Como he desarrollado, entonces, la perspectiva agustiniana para con el mal y con Dios, quedan reducidas al absurdo: o bien, Dios es malo y le encanta dejarnos a la merced del mal, o somos el producto de la Voluntad, que en su crueldad absoluta, nos ha eyectado hacia la existencia y nos ha dejado indefensos a las garras del dolor, el mal y la bondad, en este infierno que es el mundo, resulta un imposible, una utopía de ilusos cristianos.

Agustín, está dentro de este grupo de los ilusos, en la sección de los optimistas, que ven el mundo como una realidad, que tiene un principio de bondad. Mientras que esta vida es una carnicería infernal, en la que cada cual lucha por imponer su propio egoísmo y lucha por huir del sufrimiento, que está siempre presente. Agustín logra abrir los ojos, ya en el medioevo y a pesar de la metafísica optimista cristiana que proclamaba. Esta radicalidad del desorden y del sufrimiento humano, ya tienen una antesala en este santo obispo.

Pero aún, esta consciencia de la realidad no alcanzaba su cima en Schopenhauer, sino que quizá, recién puede hayarse una consciencia monstruosa (por lo tanto lúcida) de la realidad, en Cioran. Pero esta ya es harina de otro costal.



[1] De Hipona, Agustín. Del Libre Albedrío. Parágrafos 2-3.

[2] De Hipona, Agustín. La Ciudad de Dios. Madrid: Biblioteca de Autores Cristianos, 2009.

[3] Kierkegaard, Sören. Tratado de la Desesperación. Buenos Aires: Santiago Rueda, 1960; pp 119-125.

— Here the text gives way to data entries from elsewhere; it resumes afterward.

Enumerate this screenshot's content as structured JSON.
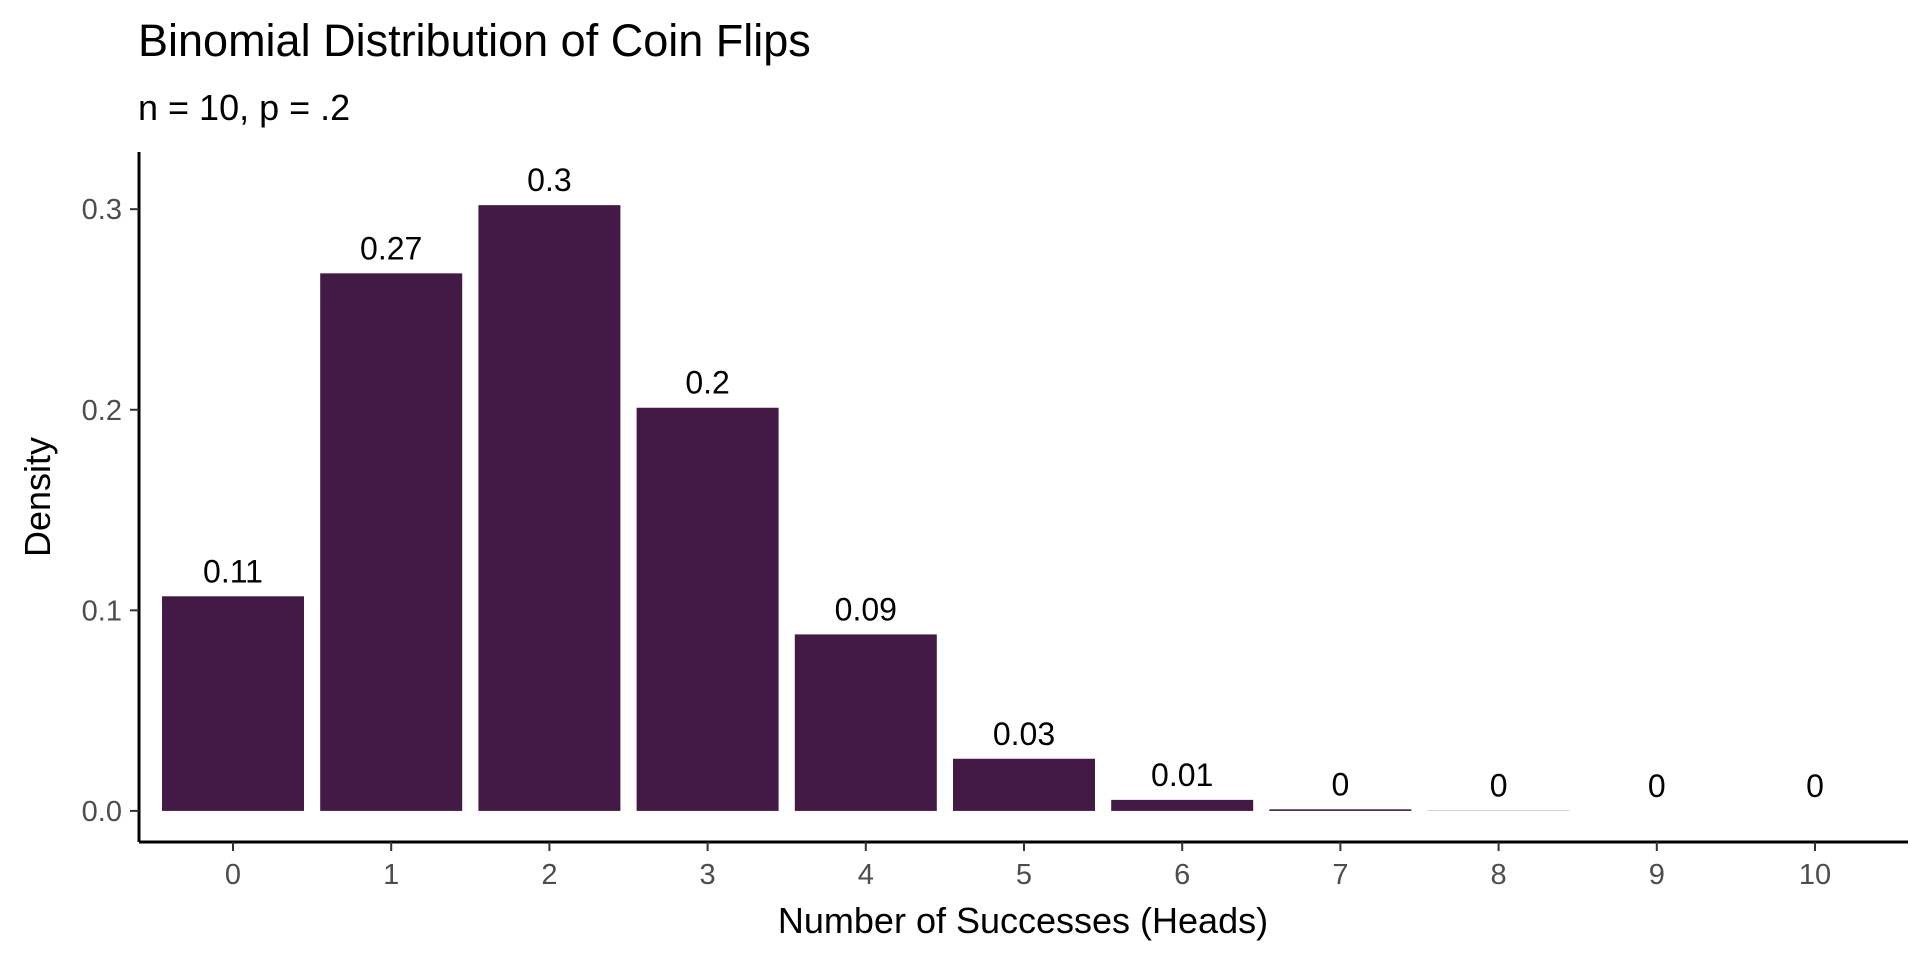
{
  "chart_data": {
    "type": "bar",
    "title": "Binomial Distribution of Coin Flips",
    "subtitle": "n = 10, p = .2",
    "xlabel": "Number of Successes (Heads)",
    "ylabel": "Density",
    "categories": [
      "0",
      "1",
      "2",
      "3",
      "4",
      "5",
      "6",
      "7",
      "8",
      "9",
      "10"
    ],
    "values": [
      0.107,
      0.268,
      0.302,
      0.201,
      0.088,
      0.026,
      0.0055,
      0.0008,
      0.0001,
      0.0,
      0.0
    ],
    "data_labels": [
      "0.11",
      "0.27",
      "0.3",
      "0.2",
      "0.09",
      "0.03",
      "0.01",
      "0",
      "0",
      "0",
      "0"
    ],
    "yticks": [
      "0.0",
      "0.1",
      "0.2",
      "0.3"
    ],
    "ytick_values": [
      0,
      0.1,
      0.2,
      0.3
    ],
    "ylim": [
      -0.0155,
      0.3285
    ],
    "bar_color": "#431a45",
    "grid": false,
    "legend": "none"
  }
}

[4] Schopenhauer, Arthur. El Amor, las Mujeres y la Muerte. Madrid: Edaf, 2005; p. 118.

[5] Schopenhauer, Arthur. El Mundo como Voluntad y Representación. . México: Porrúa, 2005.

[6] Schopenhauer, Arthur. El Amor, las Mujeres y la Muerte. Madrid: Edaf, 2005; p. 124.

[7] Schopenhauer, Arthur. El Arte del Buen Vivir. Madrid: Edaf, 1984.

[8] Schopenhauer, Arthur. El Amor, las Mujeres y la Muerte. Madrid: Edaf, 2005; p. 123.